$A^2$ is diagonalizable leads to $A$ diagonalizable?

Question

If $A^2$ is diagonalizable, is it necessary true that $A$ is diagonalizable?

Also, the opposite: If $A$ is diagonalizable, is it necessary true that $A^2$ is diagonalizable?

I'm not sure yet, tried to prove with $A^2 = P^{-1}DP$ , but no success.

Answer 1

The first proposition is false, as for example $A^2 = 0$ for nonzero (nilpotent) $A$.

For example: $A = \begin{pmatrix} 0 & 1 \\ 0 & 0 \end{pmatrix}$.
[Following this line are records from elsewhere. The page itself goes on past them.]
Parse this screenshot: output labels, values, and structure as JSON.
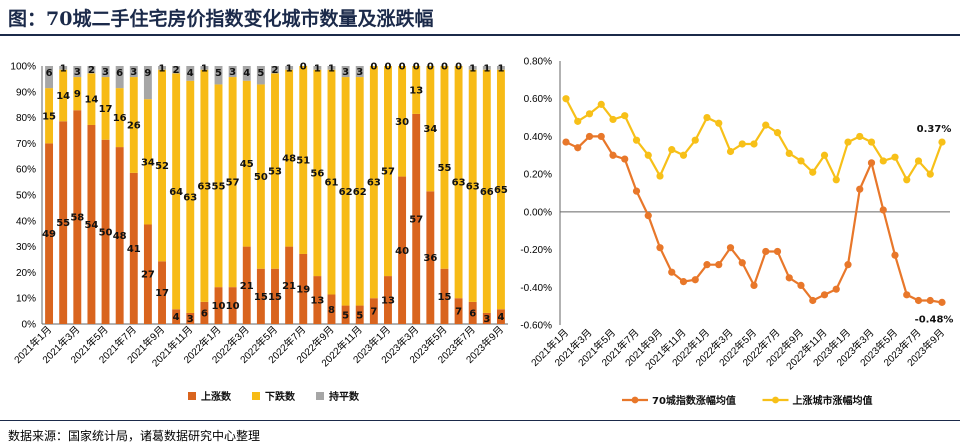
{
  "header": {
    "title": "图：70城二手住宅房价指数变化城市数量及涨跌幅"
  },
  "footer": {
    "source": "数据来源：国家统计局，诸葛数据研究中心整理"
  },
  "chart_data": [
    {
      "type": "bar",
      "stacked": true,
      "categories": [
        "2021年1月",
        "2021年2月",
        "2021年3月",
        "2021年4月",
        "2021年5月",
        "2021年6月",
        "2021年7月",
        "2021年8月",
        "2021年9月",
        "2021年10月",
        "2021年11月",
        "2021年12月",
        "2022年1月",
        "2022年2月",
        "2022年3月",
        "2022年4月",
        "2022年5月",
        "2022年6月",
        "2022年7月",
        "2022年8月",
        "2022年9月",
        "2022年10月",
        "2022年11月",
        "2022年12月",
        "2023年1月",
        "2023年2月",
        "2023年3月",
        "2023年4月",
        "2023年5月",
        "2023年6月",
        "2023年7月",
        "2023年8月",
        "2023年9月"
      ],
      "xticks": [
        "2021年1月",
        "2021年3月",
        "2021年5月",
        "2021年7月",
        "2021年9月",
        "2021年11月",
        "2022年1月",
        "2022年3月",
        "2022年5月",
        "2022年7月",
        "2022年9月",
        "2022年11月",
        "2023年1月",
        "2023年3月",
        "2023年5月",
        "2023年7月",
        "2023年9月"
      ],
      "yticks": [
        "0%",
        "10%",
        "20%",
        "30%",
        "40%",
        "50%",
        "60%",
        "70%",
        "80%",
        "90%",
        "100%"
      ],
      "ylim": [
        0,
        100
      ],
      "series": [
        {
          "name": "上涨数",
          "color": "#d9641e",
          "values": [
            49,
            55,
            58,
            54,
            50,
            48,
            41,
            27,
            17,
            4,
            3,
            6,
            10,
            10,
            21,
            15,
            15,
            21,
            19,
            13,
            8,
            5,
            5,
            7,
            13,
            40,
            57,
            36,
            15,
            7,
            6,
            3,
            4
          ]
        },
        {
          "name": "下跌数",
          "color": "#f7bb16",
          "values": [
            15,
            14,
            9,
            14,
            17,
            16,
            26,
            34,
            52,
            64,
            63,
            63,
            55,
            57,
            45,
            50,
            53,
            48,
            51,
            56,
            61,
            62,
            62,
            63,
            57,
            30,
            13,
            34,
            55,
            63,
            63,
            66,
            65
          ]
        },
        {
          "name": "持平数",
          "color": "#a6a6a6",
          "values": [
            6,
            1,
            3,
            2,
            3,
            6,
            3,
            9,
            1,
            2,
            4,
            1,
            5,
            3,
            4,
            5,
            2,
            1,
            0,
            1,
            1,
            3,
            3,
            0,
            0,
            0,
            0,
            0,
            0,
            0,
            1,
            1,
            1
          ]
        }
      ]
    },
    {
      "type": "line",
      "x": [
        "2021年1月",
        "2021年2月",
        "2021年3月",
        "2021年4月",
        "2021年5月",
        "2021年6月",
        "2021年7月",
        "2021年8月",
        "2021年9月",
        "2021年10月",
        "2021年11月",
        "2021年12月",
        "2022年1月",
        "2022年2月",
        "2022年3月",
        "2022年4月",
        "2022年5月",
        "2022年6月",
        "2022年7月",
        "2022年8月",
        "2022年9月",
        "2022年10月",
        "2022年11月",
        "2022年12月",
        "2023年1月",
        "2023年2月",
        "2023年3月",
        "2023年4月",
        "2023年5月",
        "2023年6月",
        "2023年7月",
        "2023年8月",
        "2023年9月"
      ],
      "xticks": [
        "2021年1月",
        "2021年3月",
        "2021年5月",
        "2021年7月",
        "2021年9月",
        "2021年11月",
        "2022年1月",
        "2022年3月",
        "2022年5月",
        "2022年7月",
        "2022年9月",
        "2022年11月",
        "2023年1月",
        "2023年3月",
        "2023年5月",
        "2023年7月",
        "2023年9月"
      ],
      "yticks": [
        "0.80%",
        "0.60%",
        "0.40%",
        "0.20%",
        "0.00%",
        "-0.20%",
        "-0.40%",
        "-0.60%"
      ],
      "ylim": [
        -0.6,
        0.8
      ],
      "series": [
        {
          "name": "70城指数涨幅均值",
          "color": "#e8772a",
          "values": [
            0.37,
            0.34,
            0.4,
            0.4,
            0.3,
            0.28,
            0.11,
            -0.02,
            -0.19,
            -0.32,
            -0.37,
            -0.36,
            -0.28,
            -0.28,
            -0.19,
            -0.27,
            -0.39,
            -0.21,
            -0.21,
            -0.35,
            -0.39,
            -0.47,
            -0.44,
            -0.41,
            -0.28,
            0.12,
            0.26,
            0.01,
            -0.23,
            -0.44,
            -0.47,
            -0.47,
            -0.48
          ]
        },
        {
          "name": "上涨城市涨幅均值",
          "color": "#f7c018",
          "values": [
            0.6,
            0.48,
            0.52,
            0.57,
            0.49,
            0.51,
            0.38,
            0.3,
            0.19,
            0.33,
            0.3,
            0.38,
            0.5,
            0.47,
            0.32,
            0.36,
            0.36,
            0.46,
            0.42,
            0.31,
            0.27,
            0.21,
            0.3,
            0.17,
            0.37,
            0.4,
            0.37,
            0.27,
            0.29,
            0.17,
            0.27,
            0.2,
            0.37
          ]
        }
      ],
      "annotations": [
        {
          "text": "0.37%",
          "series": 1,
          "index": 32
        },
        {
          "text": "-0.48%",
          "series": 0,
          "index": 32
        }
      ]
    }
  ]
}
Of course if $A$ is diagonalizable, then $A^2$ (and indeed any polynomial in $A$) is also diagonalizable: $D = P^{-1} A P$ diagonal implies $D^2 = P^{-1} A^2 P$.

Answer 2

It is actually true iif $A^2$ has only positive eigenvalues.

If $\pi$ is a polynomial that factors completely into distinct factors (hope I'm getting this right in english, please correct otherwise) and for which $\pi(A^2)=0$ (such a polynomial exists because $A^2$ is diagonalizable), ie : $$\pi(X)=\prod_i (X-\lambda_i)$$ with distincts $\lambda_i>0$, and $\pi(A^2)=\prod_i (A^2-\lambda_i I)=0$

Then $P(X)=\pi(X^2)=\prod_i (X^2-\lambda_i)=\prod_i (X-\sqrt{\lambda_i})(X+\sqrt{\lambda_i})$ is also completely factored into distinct factors and verify $P(A)=0$ which imply with kernel lemma that $A$ is also diagonalizable.

The other side is trivial as mentionned by hardmath